Inside the vaccine factory of the future
Read time: 4 mins
11 June 2021
When there’s a need for a vaccine, lives are on the line and time is of the essence. Historically, developing a safe and effective vaccine has been a time-consuming process, often taking more than a decade. That’s in part because there are so many phases, each playing an integral part in delivering vaccines. One exciting way that we’re continuing to innovate vaccines at GSK is through using digital technology to build a replica of the whole vaccine development process, from start to finish – otherwise known as a ‘Digital Twin’.
The phases of vaccine development
Traditional vaccine development and production progresses in many stages, each digitalised to a certain extent, but with few digital connections between them. These steps include:
- Understanding the pathogen, via genetic sequencing and other methods
- Selection of the best vaccine candidate
- Extensive preclinical testing, including proof of concept studies
- Development of the processes to manufacture the vaccine
- Robust in-human clinical trials to trials to evaluate safety and efficacy
The evidence generated then forms the basis of the vaccine’s regulatory filing and approval. Once approved, the vaccine must be manufactured and distributed on a large scale – with significant lead time allocated to provide quality control.
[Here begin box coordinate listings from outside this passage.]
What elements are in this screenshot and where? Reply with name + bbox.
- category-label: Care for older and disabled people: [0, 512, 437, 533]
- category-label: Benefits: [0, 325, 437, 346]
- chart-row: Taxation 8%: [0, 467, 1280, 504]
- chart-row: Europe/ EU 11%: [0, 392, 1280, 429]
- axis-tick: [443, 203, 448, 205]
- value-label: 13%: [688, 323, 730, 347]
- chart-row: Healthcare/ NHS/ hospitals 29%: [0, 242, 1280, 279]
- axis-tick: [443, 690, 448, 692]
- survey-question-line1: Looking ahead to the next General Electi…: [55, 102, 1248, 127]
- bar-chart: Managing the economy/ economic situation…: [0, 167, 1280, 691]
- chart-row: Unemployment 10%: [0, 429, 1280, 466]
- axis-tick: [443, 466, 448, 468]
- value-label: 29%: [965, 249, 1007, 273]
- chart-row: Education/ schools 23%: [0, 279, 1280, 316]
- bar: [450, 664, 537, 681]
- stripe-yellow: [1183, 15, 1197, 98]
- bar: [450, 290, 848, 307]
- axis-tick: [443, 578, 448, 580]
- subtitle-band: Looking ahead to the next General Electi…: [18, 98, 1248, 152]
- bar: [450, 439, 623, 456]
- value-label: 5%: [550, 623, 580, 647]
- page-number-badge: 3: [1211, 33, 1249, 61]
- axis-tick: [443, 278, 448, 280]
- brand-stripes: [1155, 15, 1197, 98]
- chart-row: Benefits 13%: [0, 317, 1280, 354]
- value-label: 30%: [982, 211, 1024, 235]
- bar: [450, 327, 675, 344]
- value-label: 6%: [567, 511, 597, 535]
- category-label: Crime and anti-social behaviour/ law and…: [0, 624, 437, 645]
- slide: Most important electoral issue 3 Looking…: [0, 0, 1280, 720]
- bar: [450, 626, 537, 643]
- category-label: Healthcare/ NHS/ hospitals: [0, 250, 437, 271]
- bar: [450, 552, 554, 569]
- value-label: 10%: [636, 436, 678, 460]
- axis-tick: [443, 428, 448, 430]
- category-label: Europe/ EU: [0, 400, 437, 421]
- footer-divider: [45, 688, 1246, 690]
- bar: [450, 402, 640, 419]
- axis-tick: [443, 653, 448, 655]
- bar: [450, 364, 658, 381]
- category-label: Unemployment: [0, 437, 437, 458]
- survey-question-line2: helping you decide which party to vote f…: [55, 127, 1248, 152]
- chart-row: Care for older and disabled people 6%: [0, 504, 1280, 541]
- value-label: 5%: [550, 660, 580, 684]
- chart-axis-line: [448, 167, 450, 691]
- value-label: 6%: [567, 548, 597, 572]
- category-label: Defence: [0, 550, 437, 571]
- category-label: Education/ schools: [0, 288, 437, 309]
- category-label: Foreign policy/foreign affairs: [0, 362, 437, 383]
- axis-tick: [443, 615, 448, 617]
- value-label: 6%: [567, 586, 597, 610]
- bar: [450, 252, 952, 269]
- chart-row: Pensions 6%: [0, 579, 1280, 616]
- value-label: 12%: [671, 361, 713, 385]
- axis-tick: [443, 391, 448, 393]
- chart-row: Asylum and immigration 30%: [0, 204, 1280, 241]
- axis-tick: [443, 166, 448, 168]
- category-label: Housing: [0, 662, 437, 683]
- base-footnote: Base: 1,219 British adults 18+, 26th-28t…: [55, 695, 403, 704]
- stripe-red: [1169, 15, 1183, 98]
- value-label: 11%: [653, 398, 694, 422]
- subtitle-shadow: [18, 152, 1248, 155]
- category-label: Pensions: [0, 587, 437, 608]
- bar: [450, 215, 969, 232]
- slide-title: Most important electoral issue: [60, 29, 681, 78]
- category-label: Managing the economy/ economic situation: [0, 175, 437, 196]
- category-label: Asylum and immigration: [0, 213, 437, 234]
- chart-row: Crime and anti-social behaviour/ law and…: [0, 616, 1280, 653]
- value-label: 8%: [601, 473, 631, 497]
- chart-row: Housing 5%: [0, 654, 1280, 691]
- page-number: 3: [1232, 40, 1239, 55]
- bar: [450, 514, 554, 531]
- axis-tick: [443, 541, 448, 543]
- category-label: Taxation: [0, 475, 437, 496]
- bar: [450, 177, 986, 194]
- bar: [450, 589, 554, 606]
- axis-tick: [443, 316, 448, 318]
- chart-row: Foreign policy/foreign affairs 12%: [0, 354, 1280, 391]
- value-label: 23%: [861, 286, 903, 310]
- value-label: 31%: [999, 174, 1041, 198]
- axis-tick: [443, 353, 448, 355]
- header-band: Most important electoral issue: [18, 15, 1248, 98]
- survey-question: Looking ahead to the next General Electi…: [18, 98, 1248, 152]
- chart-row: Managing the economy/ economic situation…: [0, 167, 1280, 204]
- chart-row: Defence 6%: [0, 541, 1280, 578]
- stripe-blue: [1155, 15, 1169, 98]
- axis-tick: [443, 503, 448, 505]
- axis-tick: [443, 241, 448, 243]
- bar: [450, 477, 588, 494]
At each step, we see tremendous potential for optimisation. This is why at GSK, we are embracing digitalisation to help speed things up. By working with Siemens and Atos, two of the world’s leading expert companies in digital transformation and technology, we have piloted a Digital Twin – a complete and real-time simulation of the entire vaccine manufacturing process.
What is a Digital Twin?
A Digital Twin is a virtual replica of a process, product, or service. When applied to producing vaccines, it combines the virtual and real realms of development and manufacturing in a closed loop to collect real-time insights from the onset. When the Digital Twin is connected to the real process, the physical sensors send data to the twin and the simulated insights are fed back to the control system to keep the process at the optimum. Think of it as a real-world experiment informing a computer-simulated (in silico) experiment, and vice versa, in a closed-loop so that both can become as efficient as possible. Such is the case in the automobile industry, where designs are often digitally modeled and tested in a multitude of ways on the computer before a car is ever driven: the Digital Twin controls the driving process based on all the data from the real-life process to ensure quality as a self-driving car controls the vehicle based on the data collected from the car and sensors, camera, etc.
This digital ’factory’ allows us to simulate, monitor closely, anticipate failures, and optimise quality and self-learning. The performance data obtained from real run is fed back into the development process and helps optimise products and processes at an early stage. Ultimately this means we can speed up the vaccine manufacturing process and get vaccines to people faster.
Operationalising Digital Twins at GSK
After successful completion of a proof-of-concept project with Siemens and Atos focusing on the production of particles of a vaccine adjuvant, Digital Twins are now becoming a reality at GSK and are being gradually implemented in our development activities. In addition to production, we are also exploring the potential of a Digital Twin to transform the process of vaccine R&D further upstream. Early in a vaccine project, the combination of high-throughput experimentation and the twin models would quickly produce data needed to confirm theories. Further down the line, a Digital Twin has the potential to drastically reduce real experimentation, meaning fewer materials and less energy is consumed, helping R&D to increase sustainability.
The principle of ‘co-simulation’ is the key element for us at GSK. Digital Twins of individual part-processes are created first, then all to be combined at a later stage in an ecosystem.